Но как только они переступают порог дома, Сатору тут же его тормозит:
– Стоять!
Застывает мальчишка моментально, так же моментально напрягается весь – и Сатору понимает, как сильно перегнул, когда он действительно вновь начинает выглядеть так, будто готов сейчас же броситься наутек.
Попытавшись смягчить эффект, Сатору продолжает спокойным ровным тоном; пытаясь звучать рационально и здраво, что явно на мальчишку действует лучше, чем любые приторно-ласковые увещевания и сладкие, лживые улыбки:
– Для начала ты отправишься в ванную, чтобы привести в порядок… ну… вот это, – и Сатору указывает на всего мальчишку, из-за чего тот выглядит очень близким к тому, чтобы закатить глаза; мысленно Сатору зачисляет себе это, как крохотную победу. – Отказ не принимается.
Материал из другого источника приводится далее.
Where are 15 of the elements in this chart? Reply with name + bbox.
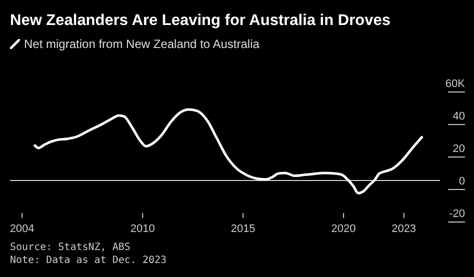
legend-label: Net migration from New Zealand to Australia [24, 37, 260, 51]
x-tick-label: 2015 [230, 223, 256, 235]
y-tick-label: -20 [449, 208, 465, 220]
y-tick-label: 20 [452, 142, 465, 155]
chart-title: New Zealanders Are Leaving for Australia in Droves [10, 12, 390, 30]
source-note: Source: StatsNZ, ABS [10, 241, 132, 254]
x-tick-label: 2023 [392, 223, 416, 235]
y-tick-label: 0 [458, 175, 465, 188]
x-tick-label: 2010 [130, 223, 155, 235]
x-tick-label: 2004 [10, 223, 34, 235]
y-tick-label: 60K [445, 78, 466, 90]
x-tick-label: 2020 [331, 223, 356, 235]
text: Note: Data as at Dec. 2023 [10, 254, 167, 267]
y-tick-label: 40 [452, 110, 465, 122]
line-series [32, 108, 424, 194]
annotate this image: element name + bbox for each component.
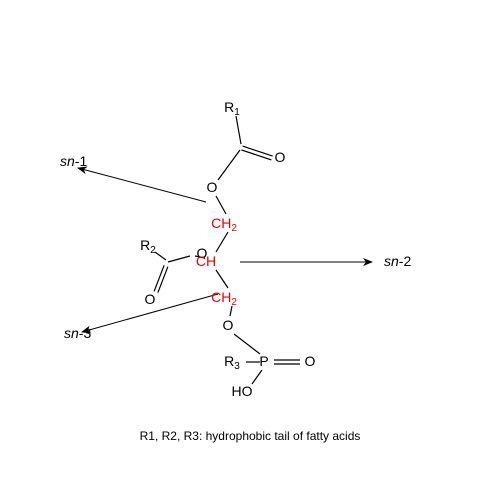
atom-CH2t: CH2 — [211, 215, 237, 234]
bond-O3s-P — [234, 334, 260, 354]
atom-HO: HO — [232, 383, 253, 399]
bond-C2-O2d — [154, 265, 168, 292]
bond-P-O3d — [274, 360, 300, 364]
atom-O1d: O — [275, 149, 286, 165]
label-sn1: sn-1 — [60, 153, 87, 169]
bond-O1s-CH2t — [216, 196, 226, 214]
atom-O3d: O — [305, 353, 316, 369]
atom-CH2b: CH2 — [211, 289, 237, 308]
atom-R2: R2 — [140, 237, 156, 256]
atom-O3s: O — [223, 317, 234, 333]
bond-C1-O1d — [241, 146, 272, 160]
atom-O1s: O — [207, 179, 218, 195]
label-sn2: sn-2 — [384, 253, 411, 269]
atom-P: P — [259, 353, 268, 369]
bond-C2-R2 — [155, 252, 166, 260]
label-sn3: sn-3 — [64, 325, 91, 341]
bond-CH-CH2b — [216, 270, 228, 288]
bond-O2s-C2 — [168, 256, 190, 262]
bond-CH2t-CH — [216, 232, 228, 252]
bond-R1-C1 — [236, 116, 241, 144]
bond-P-HO — [252, 370, 262, 384]
molecule-diagram: R1R2R3OOOOOOHOCH2CHCH2Psn-1sn-2sn-3R1, R… — [0, 0, 500, 504]
atom-R1: R1 — [224, 99, 240, 118]
sn1-arrow — [78, 168, 206, 202]
caption: R1, R2, R3: hydrophobic tail of fatty ac… — [140, 429, 361, 443]
atom-R3: R3 — [224, 353, 240, 372]
bond-C1-O1s — [218, 150, 240, 180]
atom-O2d: O — [145, 291, 156, 307]
atom-CH: CH — [196, 253, 216, 269]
Обжалованию приговор не подлежит.
Но мальчишка спорить и не пытается. Он ощутимо расслабляется, пусть и совсем не до конца – но этого достаточно, чтобы он послушно проследовал за Сатору к ванной. Чтобы спокойно выслушал, где найти шампунь, гель и чистые полотенца; чтобы понятливо кивнул, когда Сатору говорит, что сейчас пойдет, найдет ему какую-нибудь одежду, а после оставит ее у двери в ванную.